Единственным входом в нашу пещеру был приставленный дубовый сук – Джед пользовался им с трудом, – а единственным обитателем, которого нам пришлось потревожить, был дикобраз. Мы стукнули его по голове и съели, поскольку это было проще, чем научить его не возвращаться назад и не шнырять в пещере, пока мы спим.
Около двух недель Сэм был очень плох из-за инфекции; у него была лихорадка и ужасные головные боли. Джед очень заботился о нем – гораздо лучше, чем мы с Вайлет, – и даже позволял Сэму сквернословить от души. Пока Сэм болел, мы с Вайлет добывали еду. Кроме того, Вайлет разыскивала дикие растения, чтобы приготовить какие-то целебные микстуры для Сэма. Ее мать была знахаркой и повитухой в Южном Катскиле. У Вайлет имелась куча рассказов о матери, и интереснее всего она рассказывала, когда поблизости не было Джеда. Сэм безропотно выносил ее знахарские микстуры, однако через некоторое время, когда она приближалась к больному, у того делался такой вид, как у человека, который понимает, что следующее дерево, вывернутое бурей, непременно зацепит крышу дома. Наконец тяжелые времена для Сэма почти прошли. И когда Вайлет в очередной раз подсела к нему с зельем, которое, по ее же словам, могло и медведя поднять из берлоги, Сэм сказал:
– Джексон, не то чтобы я возражал против того, что мою глотку точно огнем дерет во всех закоулках… Думаю, смогу привыкнуть и к ощущению, что скоро рожу трехрогого гиастикуту-са… Но вот чего я никак не могу выносить, Джексон, так это топота.

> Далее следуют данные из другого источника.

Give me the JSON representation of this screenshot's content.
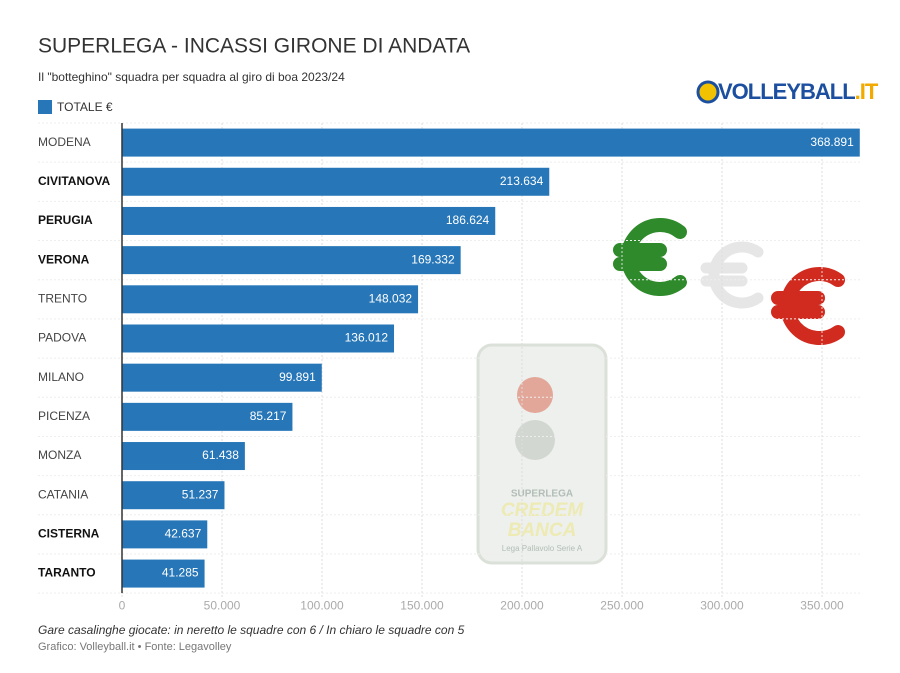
{
  "chart_data": {
    "type": "barh",
    "title": "SUPERLEGA - INCASSI GIRONE DI ANDATA",
    "subtitle": "Il \"botteghino\" squadra per squadra al giro di boa 2023/24",
    "logo": {
      "text": "VOLLEYBALL",
      "suffix": ".IT"
    },
    "categories": [
      "MODENA",
      "CIVITANOVA",
      "PERUGIA",
      "VERONA",
      "TRENTO",
      "PADOVA",
      "MILANO",
      "PICENZA",
      "MONZA",
      "CATANIA",
      "CISTERNA",
      "TARANTO"
    ],
    "label_bold": [
      false,
      true,
      true,
      true,
      false,
      false,
      false,
      false,
      false,
      false,
      true,
      true
    ],
    "series": [
      {
        "name": "TOTALE €",
        "color": "#2676b8",
        "values": [
          368891,
          213634,
          186624,
          169332,
          148032,
          136012,
          99891,
          85217,
          61438,
          51237,
          42637,
          41285
        ],
        "value_labels": [
          "368.891",
          "213.634",
          "186.624",
          "169.332",
          "148.032",
          "136.012",
          "99.891",
          "85.217",
          "61.438",
          "51.237",
          "42.637",
          "41.285"
        ]
      }
    ],
    "xlim": [
      0,
      370000
    ],
    "xticks": [
      0,
      {
        "value": 50000,
        "label": "50.000"
      },
      {
        "value": 100000,
        "label": "100.000"
      },
      {
        "value": 150000,
        "label": "150.000"
      },
      {
        "value": 200000,
        "label": "200.000"
      },
      {
        "value": 250000,
        "label": "250.000"
      },
      {
        "value": 300000,
        "label": "300.000"
      },
      {
        "value": 350000,
        "label": "350.000"
      }
    ],
    "grid": true,
    "watermark": {
      "line1": "SUPERLEGA",
      "line2": "CREDEM",
      "line3": "BANCA",
      "line4": "Lega Pallavolo Serie A"
    },
    "note": "Gare casalinghe giocate: in neretto le squadre con 6 / In chiaro le squadre con 5",
    "source": "Grafico: Volleyball.it • Fonte: Legavolley"
  }
}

– Топота? – удивилась Вайлет и посмотрела на свои ноги.
– Да. Эти микробы и бокстерии, которые ползают в моих кишках, пытаются убраться к черту от твоих снадобий. Их нельзя винить за то, что они убегают, только я не могу вынести этого, Джексон, и если ты не против, я просто больше не буду болеть.
* * *
Мы живем на острове Неонархей уже больше месяца. «Утренняя Звезда» отчалила два дня назад, чтобы исследовать район к востоку, где на карте есть еще острова. Капитан Барр намеревается совершить двухдневное путешествие, а затем вернуться. Он взял с собой всего восьмерых человек, но этого вполне достаточно, чтобы управляться со шхуной.
Мы пока не называем Диона Правителем, потому что он явно не хочет этого. Тем не менее мы все находим вполне естественным, что важные решения – к примеру, посылать или нет капитана Барра в это путешествие – должны приниматься Дионом, и вскоре, думаю, большинство колонистов захочет оформить это официально. Нам потребуется придумать что-то вроде конституции, хотя наша группа совсем невелика, и написать законы.
Там, в Нуине и других странах, время года должно подходить к холодным зимним дождям; здесь мы почти не замечаем каких-либо изменений. Мы воздвигли двенадцать простых домиков; из тростника получилась хорошая крыша, хотя надо дождаться сильных дождей, чтобы проверить ее как следует. Семь домиков находятся на холме; они расположены так, чтобы все могли видеть пляж и маленькую бухточку, и один из этих семи домиков – наш с Ники. Еще один стоит на пляже, три вдоль гавани, а Адна-Ли Джейсон с Тедом Маршем и Дэйном Грегори решили построить свой домик подальше, на холме, где начинается ручеек. Этот любовный союз начался в Олд-Сити еще до того, как мы пустились в путь; они нуждаются в нем не меньше, чем мы с Ники нуждаемся в нашем более привычном виде брака, и Адна-Ли в последнее время счастлива так, как никогда не была счастлива раньше.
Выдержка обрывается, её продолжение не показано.